JAKARTA - Malioboro adalah jalan pintas untuk bernostalgia secara mendalam pada sebuah tempat bernama Daerah Istimewa Yogyakarta. Malioboro adalah tujuan pelesir banyak orang kala berkunjung ke Yogyakarta. Malioboro juga salah satu pusat kehidupan di Kota Pelajar. Sebuah nama yang amat lekat diingat. Namun, darimana sejatinya sejarah Malioboro?
Perasaan nikmat berada di Malioboro pernah diungkap seorang leksikograf masyhur Amerika Serikat Noah Webster. "Perasaan menyenangkan yang berasal dari kenikmatan rasa senang," ungkapnya. Senang, nikmat, dan senang. Tak ada yang lain tentang Malioboro di dalam memori Webster.
Asal-usul nama Malioboro dijelaskan oleh sejarawan Inggris, Peter Carey dalam bukunya, Asal Usul Nama Yogyakarta & Malioboro. Dalam buku itu, Carey menggambarkan popularitas Malioboro yang kadang kala melebihi nama Keraton Yogyakarta.
Dalam buku itu, Carey juga meluruskan anggapan keliru banyak orang yang kerap mengaitkan nama Malioboro dengan merek rokok kering asal Amerika Serikat Marlboro. Anggapan lain, banyak orang juga percaya nama Malioboro diberi sesuai dengan gelar John Curchill, Duke of Marlborough pertama (1650-1722).
Bantahan
Segala anggapan itu dibantah Carey. "Bagaimana pun juga, jalan raya ini telah dibangun dan digunakan untuk tujuan seremonial tertentu selama 50 tahun sebelum orang inggris mendirikan pemerintahan di Jawa. Dan besar kemungkinan jalan ini sejak awal telah dikenal sebagai jalan Malioboro=Jalan berhiaskan untaian bunga," tertulis dalam halaman 9 buku.

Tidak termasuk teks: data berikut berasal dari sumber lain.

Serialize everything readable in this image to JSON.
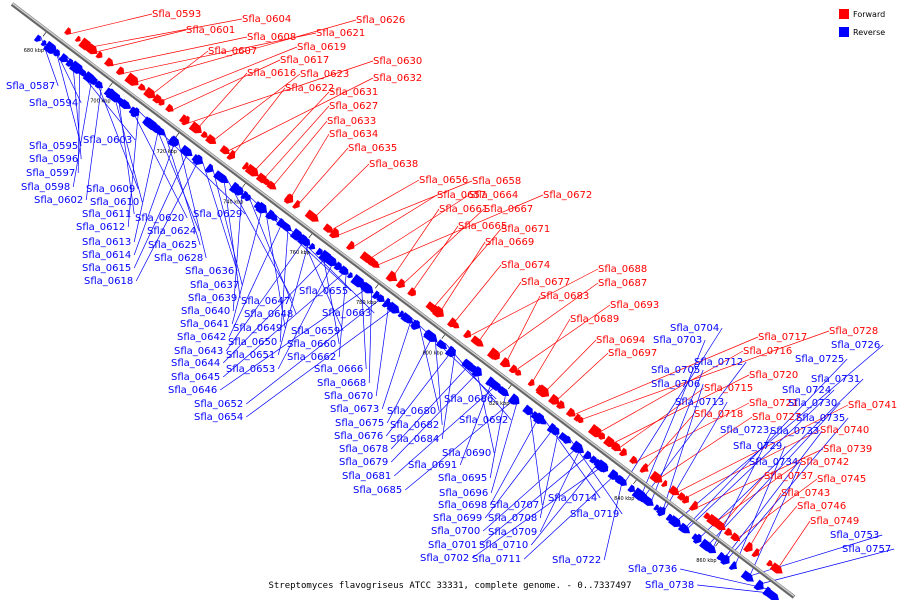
{
  "caption": "Streptomyces flavogriseus ATCC 33331, complete genome. - 0..7337497",
  "legend": [
    {
      "label": "Forward",
      "color": "#ff0000"
    },
    {
      "label": "Reverse",
      "color": "#0000ff"
    }
  ],
  "colors": {
    "forward": "#ff0000",
    "reverse": "#0000ff",
    "backbone": "#888888"
  },
  "ticks": [
    "680 kbp",
    "700 kbp",
    "720 kbp",
    "740 kbp",
    "760 kbp",
    "780 kbp",
    "800 kbp",
    "820 kbp",
    "840 kbp",
    "860 kbp"
  ],
  "forward_genes": [
    "Sfla_0593",
    "Sfla_0604",
    "Sfla_0601",
    "Sfla_0608",
    "Sfla_0621",
    "Sfla_0626",
    "Sfla_0607",
    "Sfla_0619",
    "Sfla_0617",
    "Sfla_0630",
    "Sfla_0616",
    "Sfla_0623",
    "Sfla_0632",
    "Sfla_0622",
    "Sfla_0631",
    "Sfla_0627",
    "Sfla_0633",
    "Sfla_0634",
    "Sfla_0635",
    "Sfla_0638",
    "Sfla_0656",
    "Sfla_0658",
    "Sfla_0657",
    "Sfla_0664",
    "Sfla_0672",
    "Sfla_0661",
    "Sfla_0667",
    "Sfla_0665",
    "Sfla_0671",
    "Sfla_0669",
    "Sfla_0674",
    "Sfla_0688",
    "Sfla_0677",
    "Sfla_0687",
    "Sfla_0683",
    "Sfla_0693",
    "Sfla_0689",
    "Sfla_0694",
    "Sfla_0697",
    "Sfla_0717",
    "Sfla_0728",
    "Sfla_0716",
    "Sfla_0720",
    "Sfla_0715",
    "Sfla_0721",
    "Sfla_0718",
    "Sfla_0727",
    "Sfla_0741",
    "Sfla_0740",
    "Sfla_0739",
    "Sfla_0742",
    "Sfla_0737",
    "Sfla_0745",
    "Sfla_0743",
    "Sfla_0746",
    "Sfla_0749"
  ],
  "reverse_genes": [
    "Sfla_0587",
    "Sfla_0594",
    "Sfla_0595",
    "Sfla_0603",
    "Sfla_0596",
    "Sfla_0597",
    "Sfla_0598",
    "Sfla_0609",
    "Sfla_0602",
    "Sfla_0610",
    "Sfla_0611",
    "Sfla_0620",
    "Sfla_0629",
    "Sfla_0612",
    "Sfla_0624",
    "Sfla_0613",
    "Sfla_0625",
    "Sfla_0614",
    "Sfla_0628",
    "Sfla_0615",
    "Sfla_0618",
    "Sfla_0636",
    "Sfla_0637",
    "Sfla_0639",
    "Sfla_0647",
    "Sfla_0655",
    "Sfla_0640",
    "Sfla_0648",
    "Sfla_0641",
    "Sfla_0649",
    "Sfla_0663",
    "Sfla_0642",
    "Sfla_0650",
    "Sfla_0659",
    "Sfla_0643",
    "Sfla_0651",
    "Sfla_0660",
    "Sfla_0644",
    "Sfla_0653",
    "Sfla_0662",
    "Sfla_0645",
    "Sfla_0666",
    "Sfla_0646",
    "Sfla_0668",
    "Sfla_0652",
    "Sfla_0670",
    "Sfla_0654",
    "Sfla_0686",
    "Sfla_0673",
    "Sfla_0680",
    "Sfla_0675",
    "Sfla_0682",
    "Sfla_0692",
    "Sfla_0676",
    "Sfla_0684",
    "Sfla_0678",
    "Sfla_0690",
    "Sfla_0679",
    "Sfla_0691",
    "Sfla_0681",
    "Sfla_0695",
    "Sfla_0685",
    "Sfla_0696",
    "Sfla_0707",
    "Sfla_0698",
    "Sfla_0714",
    "Sfla_0699",
    "Sfla_0708",
    "Sfla_0719",
    "Sfla_0700",
    "Sfla_0709",
    "Sfla_0701",
    "Sfla_0710",
    "Sfla_0702",
    "Sfla_0711",
    "Sfla_0722",
    "Sfla_0704",
    "Sfla_0703",
    "Sfla_0712",
    "Sfla_0705",
    "Sfla_0706",
    "Sfla_0713",
    "Sfla_0726",
    "Sfla_0725",
    "Sfla_0724",
    "Sfla_0731",
    "Sfla_0730",
    "Sfla_0723",
    "Sfla_0733",
    "Sfla_0735",
    "Sfla_0729",
    "Sfla_0734",
    "Sfla_0753",
    "Sfla_0757",
    "Sfla_0736",
    "Sfla_0738"
  ]
}
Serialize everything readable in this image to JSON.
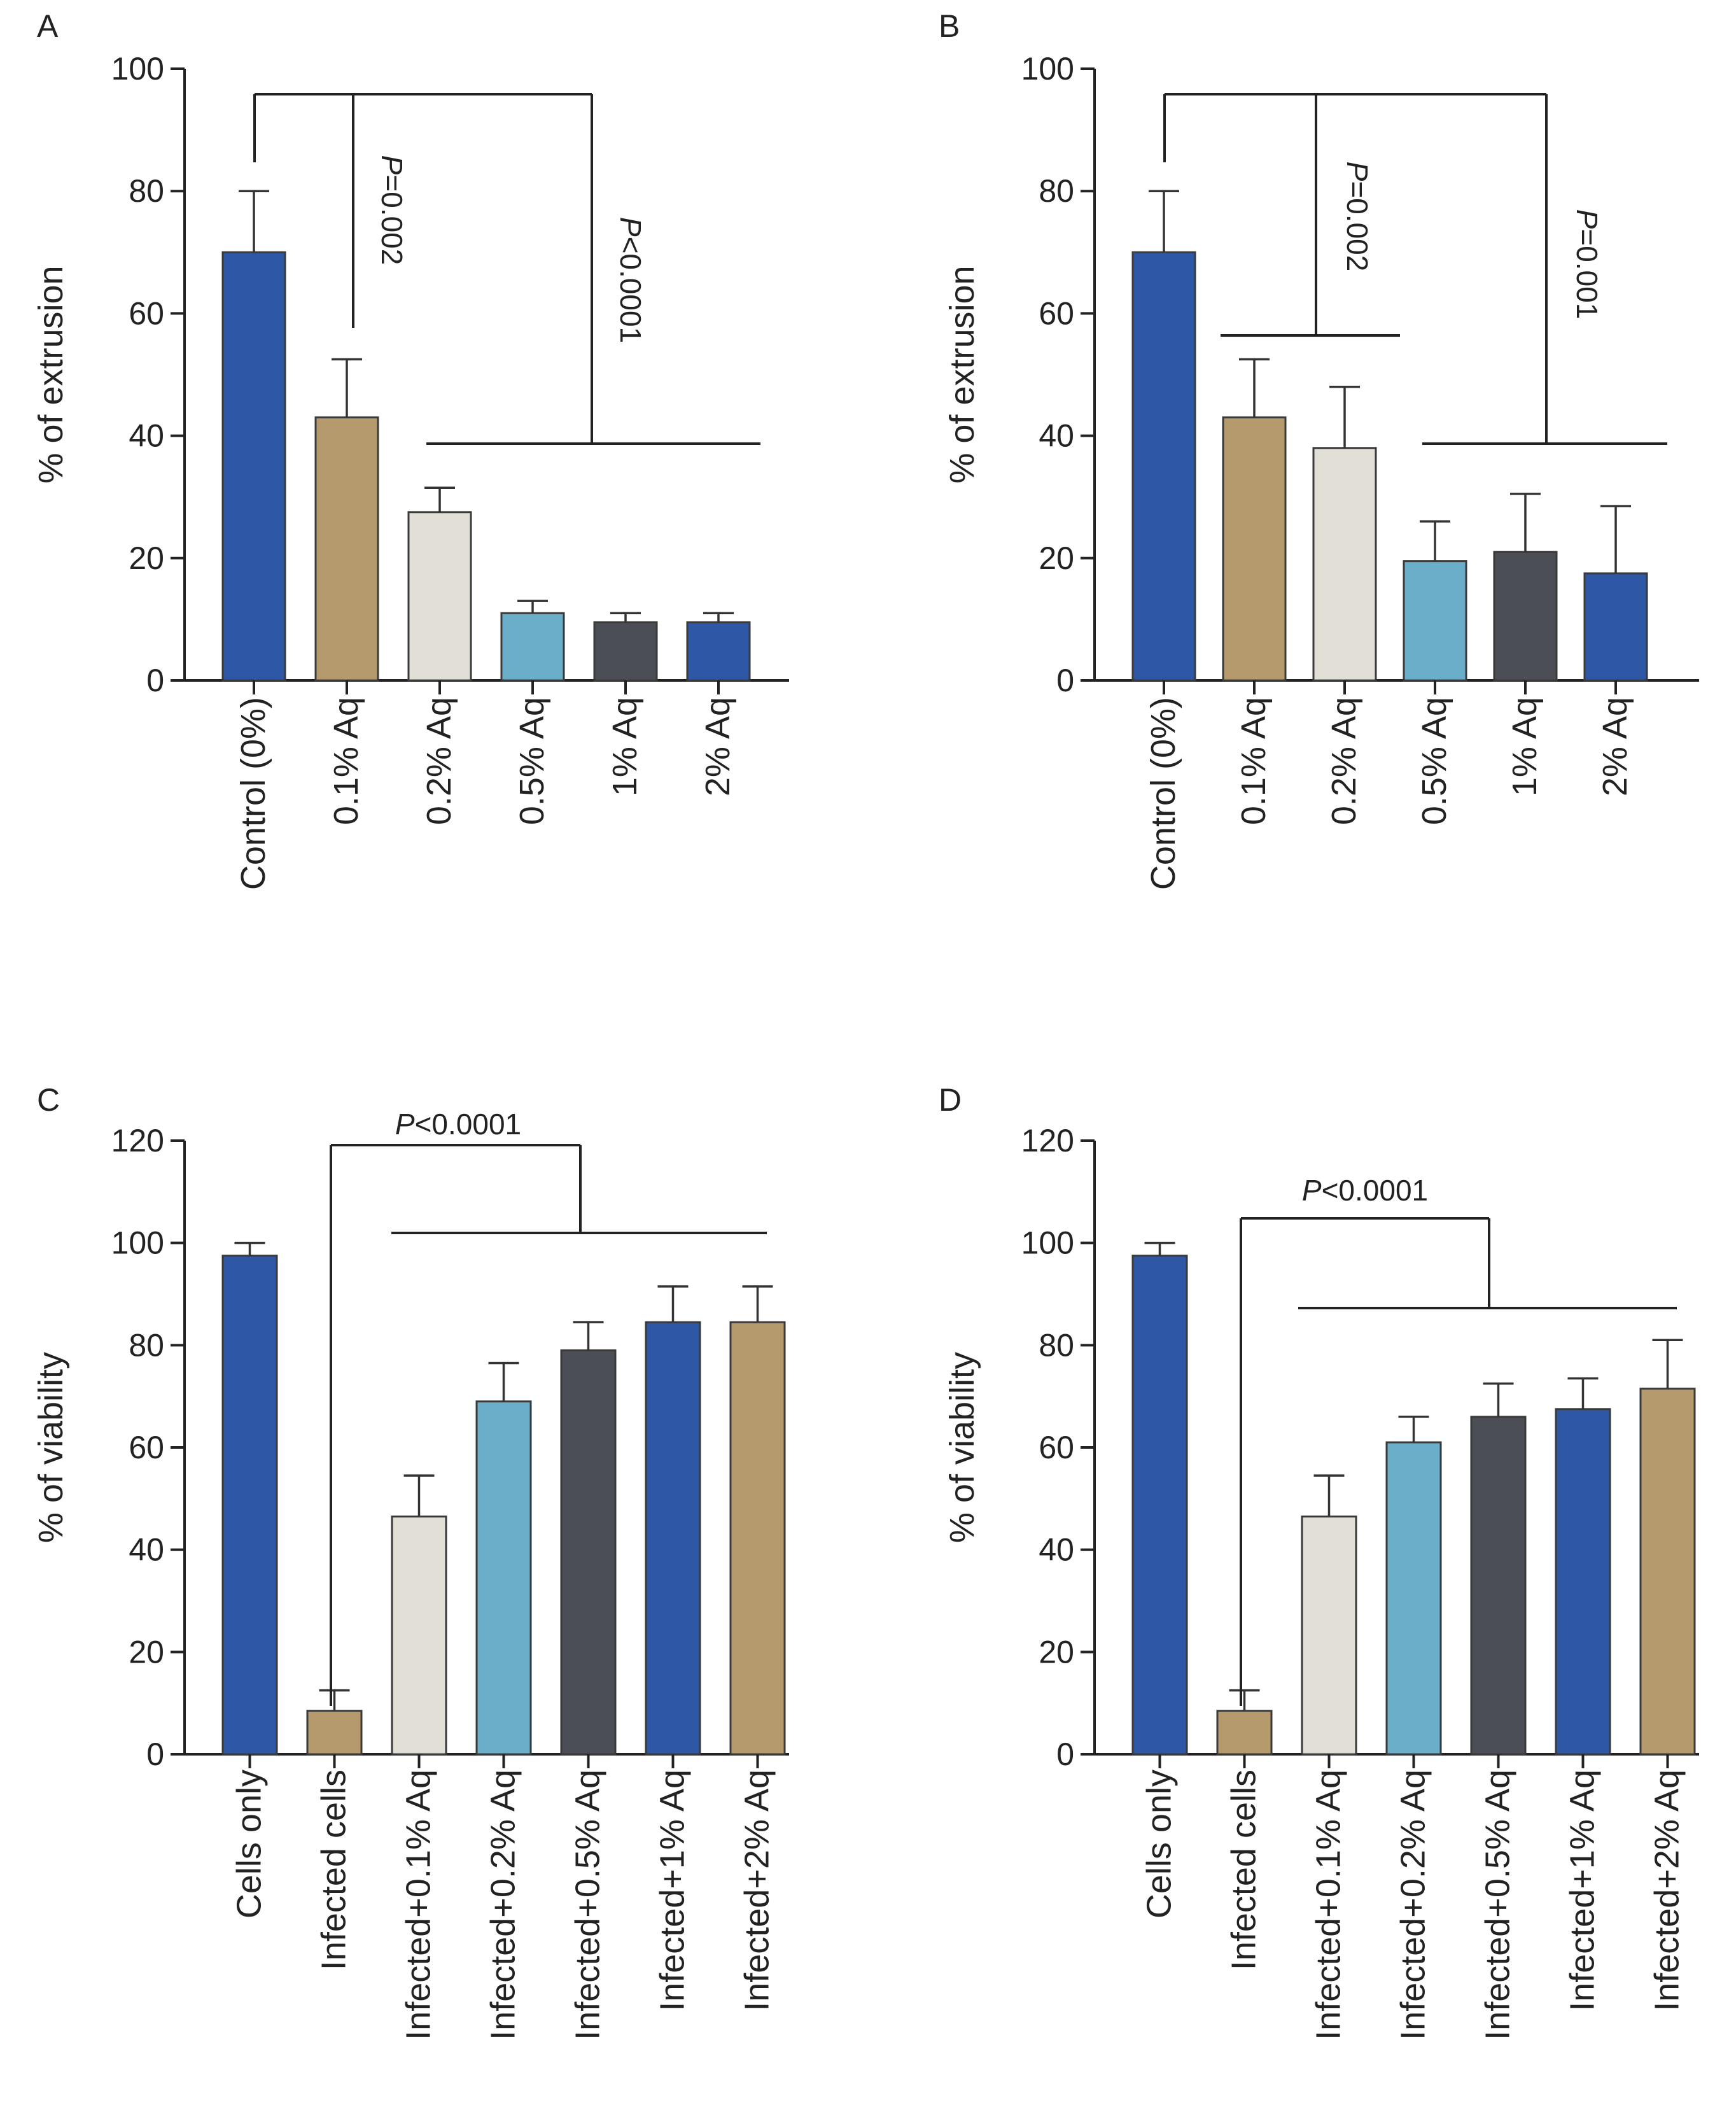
{
  "colors": {
    "dark_blue": "#2e58a5",
    "tan": "#b49a6c",
    "beige": "#e2dfd6",
    "light_blue": "#6aaec9",
    "charcoal": "#4b4f55",
    "axis": "#222222",
    "error_bar": "#333333"
  },
  "chart_data": [
    {
      "panel": "A",
      "type": "bar",
      "ylabel": "% of extrusion",
      "ylim": [
        0,
        100
      ],
      "yticks": [
        0,
        20,
        40,
        60,
        80,
        100
      ],
      "categories": [
        "Control (0%)",
        "0.1% Aq",
        "0.2% Aq",
        "0.5% Aq",
        "1% Aq",
        "2% Aq"
      ],
      "values": [
        70,
        43,
        27.5,
        11,
        9.5,
        9.5
      ],
      "errors": [
        10,
        9.5,
        4,
        2,
        1.5,
        1.5
      ],
      "bar_colors": [
        "#2e58a5",
        "#b49a6c",
        "#e2dfd6",
        "#6aaec9",
        "#4b4f55",
        "#2e58a5"
      ],
      "annotations": [
        {
          "italic": "P",
          "text": "=0.002"
        },
        {
          "italic": "P",
          "text": "<0.0001"
        }
      ]
    },
    {
      "panel": "B",
      "type": "bar",
      "ylabel": "% of extrusion",
      "ylim": [
        0,
        100
      ],
      "yticks": [
        0,
        20,
        40,
        60,
        80,
        100
      ],
      "categories": [
        "Control (0%)",
        "0.1% Aq",
        "0.2% Aq",
        "0.5% Aq",
        "1% Aq",
        "2% Aq"
      ],
      "values": [
        70,
        43,
        38,
        19.5,
        21,
        17.5
      ],
      "errors": [
        10,
        9.5,
        10,
        6.5,
        9.5,
        11
      ],
      "bar_colors": [
        "#2e58a5",
        "#b49a6c",
        "#e2dfd6",
        "#6aaec9",
        "#4b4f55",
        "#2e58a5"
      ],
      "annotations": [
        {
          "italic": "P",
          "text": "=0.002"
        },
        {
          "italic": "P",
          "text": "=0.001"
        }
      ]
    },
    {
      "panel": "C",
      "type": "bar",
      "ylabel": "% of viability",
      "ylim": [
        0,
        120
      ],
      "yticks": [
        0,
        20,
        40,
        60,
        80,
        100,
        120
      ],
      "categories": [
        "Cells only",
        "Infected cells",
        "Infected+0.1% Aq",
        "Infected+0.2% Aq",
        "Infected+0.5% Aq",
        "Infected+1% Aq",
        "Infected+2% Aq"
      ],
      "values": [
        97.5,
        8.5,
        46.5,
        69,
        79,
        84.5,
        84.5
      ],
      "errors": [
        2.5,
        4,
        8,
        7.5,
        5.5,
        7,
        7
      ],
      "bar_colors": [
        "#2e58a5",
        "#b49a6c",
        "#e2dfd6",
        "#6aaec9",
        "#4b4f55",
        "#2e58a5",
        "#b49a6c"
      ],
      "annotations": [
        {
          "italic": "P",
          "text": "<0.0001"
        }
      ]
    },
    {
      "panel": "D",
      "type": "bar",
      "ylabel": "% of viability",
      "ylim": [
        0,
        120
      ],
      "yticks": [
        0,
        20,
        40,
        60,
        80,
        100,
        120
      ],
      "categories": [
        "Cells only",
        "Infected cells",
        "Infected+0.1% Aq",
        "Infected+0.2% Aq",
        "Infected+0.5% Aq",
        "Infected+1% Aq",
        "Infected+2% Aq"
      ],
      "values": [
        97.5,
        8.5,
        46.5,
        61,
        66,
        67.5,
        71.5
      ],
      "errors": [
        2.5,
        4,
        8,
        5,
        6.5,
        6,
        9.5
      ],
      "bar_colors": [
        "#2e58a5",
        "#b49a6c",
        "#e2dfd6",
        "#6aaec9",
        "#4b4f55",
        "#2e58a5",
        "#b49a6c"
      ],
      "annotations": [
        {
          "italic": "P",
          "text": "<0.0001"
        }
      ]
    }
  ]
}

Awal argumentasinya ialah dikarenakan dalam sebuah kota India, jalan-jalan utama --rajamarga-- membentang dari timur ke barat dan dari utara ke selatan. Malioboro atau maliabara membentang dari selatan ke utara dan kemungkinan memang hanya merupakan rajamarga atau jalan kerajaan.
“Menurut tradisi India, jalan-jalan kerajaan ini, terutama pada hari perayaan, dihiasi antara lain dengan 'Malya' atau untaian (bunga). Dalam bahasa sanskerta 'dihiasi' dengan untaian bunga adalah 'Mâlyabhara' atau 'mâlyabhâra'. Dan inilah asal usul nama Malioboro,” tulis Carey.
Bahkan, kala dilihat, jalan yang dulunya digunakan sebagai seremonial masuknya gubernur jenderal, dan kadang kala tetap digunakan sebagai parade seremonial seperti defile tahunan pasukan garnisun Yogyakarta dalam perayaan Hari Angkatan Bersenjata pada 5 oktober, tentu kondisi di atas agak berbeda dengan kondisi kekinian yang seakan tak lagi semagis dahulu.
Dahulu, jalanan Malioboro ditanami pohon-pohon waringin tinggi dengan kampung yang tertata rapi. Kini, kiranya telah bermetamorfosis menjadi tempat komersial yang didominasi toko-toko, yang sejatinya telah mengubah Malioboro dan mempercepat proses komersialisasi.
Kondisi inilah membuat Peter Carey bersuara. “Kiranya tak perlu dibayangkan pikiran apa yang ada dalam benak Mangkubumi sendiri tentang hilangnya kenangan yang disayangkan ini.”